Despite the long, solo home run to Bird, Buchholz arguably had his best start of the spring. He held a lineup filled with Yankees starters to one earned run on five hits in five innings. He walked two and struck out one.

And perhaps most significantly, he threw 72 pitches. Remember, the whole point of spring training is for starting pitchers to get their arms stretched out and prepared for the rigors of throwing 90-plus pitches every five nights in the next six months.

“As the innings go up, your arm strength is going to go up with that,” said the 32-year-old Buchholz, the elder statesman of the Phillies starting rotation. “I think that’s how it’s supposed to work. … It feels better each time I go out.”

Other personal observations?

“The first three innings I felt really good with command,” he said. “There was a lot of strikes early. They started swinging and got a couple of hits or whatever, but you know they hit a lot of balls right at guys and those are quick outs. That’s what you want to do as a starting pitcher, is make them swing and hope they hit it at somebody and make some quick outs and get your team back in the dugout.”
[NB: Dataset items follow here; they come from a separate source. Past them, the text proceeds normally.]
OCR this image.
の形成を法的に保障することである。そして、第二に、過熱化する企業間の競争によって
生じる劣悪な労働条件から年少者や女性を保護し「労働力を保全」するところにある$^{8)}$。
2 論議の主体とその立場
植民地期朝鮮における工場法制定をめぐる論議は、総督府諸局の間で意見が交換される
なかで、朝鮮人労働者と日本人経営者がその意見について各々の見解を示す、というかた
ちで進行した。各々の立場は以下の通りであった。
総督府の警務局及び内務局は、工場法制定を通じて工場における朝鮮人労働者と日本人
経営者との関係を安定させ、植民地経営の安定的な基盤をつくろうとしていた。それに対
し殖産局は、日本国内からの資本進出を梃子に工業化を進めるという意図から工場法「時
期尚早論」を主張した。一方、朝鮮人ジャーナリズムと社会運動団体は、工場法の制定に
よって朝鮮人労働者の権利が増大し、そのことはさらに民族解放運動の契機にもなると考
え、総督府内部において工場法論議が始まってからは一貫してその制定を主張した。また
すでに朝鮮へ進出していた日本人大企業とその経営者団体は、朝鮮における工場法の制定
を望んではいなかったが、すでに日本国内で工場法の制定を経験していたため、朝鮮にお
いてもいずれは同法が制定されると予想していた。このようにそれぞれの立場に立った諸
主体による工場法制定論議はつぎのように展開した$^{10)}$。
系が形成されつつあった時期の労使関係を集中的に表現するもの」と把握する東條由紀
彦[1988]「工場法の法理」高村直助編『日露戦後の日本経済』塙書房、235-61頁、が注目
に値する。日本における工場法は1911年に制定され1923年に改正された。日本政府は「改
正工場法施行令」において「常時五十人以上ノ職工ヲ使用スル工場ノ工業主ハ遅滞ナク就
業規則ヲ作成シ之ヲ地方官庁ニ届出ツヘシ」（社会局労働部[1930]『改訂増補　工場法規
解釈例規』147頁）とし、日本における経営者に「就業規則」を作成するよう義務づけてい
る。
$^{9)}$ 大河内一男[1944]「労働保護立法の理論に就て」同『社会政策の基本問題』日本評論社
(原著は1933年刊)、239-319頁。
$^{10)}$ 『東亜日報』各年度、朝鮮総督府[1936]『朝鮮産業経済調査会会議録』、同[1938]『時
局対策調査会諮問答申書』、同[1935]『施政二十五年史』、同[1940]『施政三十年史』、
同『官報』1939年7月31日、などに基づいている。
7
And the home run? It came on a 1-2 changeup that he left up in the zone.

“He was still a little out in front,” Buchholz said. “But he’s a big strong dude, and when they put the barrel on it, it’s going to go.”

Also... 

 • The Phillies had one hit on Wednesday night – Freddy Galvis's single to lead off the seventh inning. It was the second time in two trips to Tampa this spring that the offense came up lame: the Phillies didn't have a baserunner through five innings of their Grapefruit League debut on Feb. 24. "I'm glad Freddy got that hit," manager Pete Mackanin said twice during his postgame rap session with the media.


 • Yankees starter Michael Pineda (first five innings) and closer Aroldis Chapman (sixth inning) combined to strike out 10 of the 19 batters they faced. Was it just a case of Phillies hitters still being a step behind pitchers, especially when matched up against two of the better strikeout pitchers in baseball?  "That's what it looked like," Mackanin said. "We just couldn't get anything going. There were three or four balls hit hard." 


 • Switch-pitcher Pat Venditte (yes, baseball's ambidextrous pitcher) is expected to arrive in Clearwater on Thursday. He was acquired from the Seattle Mariners in a minor trade over the weekend. Venditte will be a non-roster reliever competing for a job in the Phils' bullpen.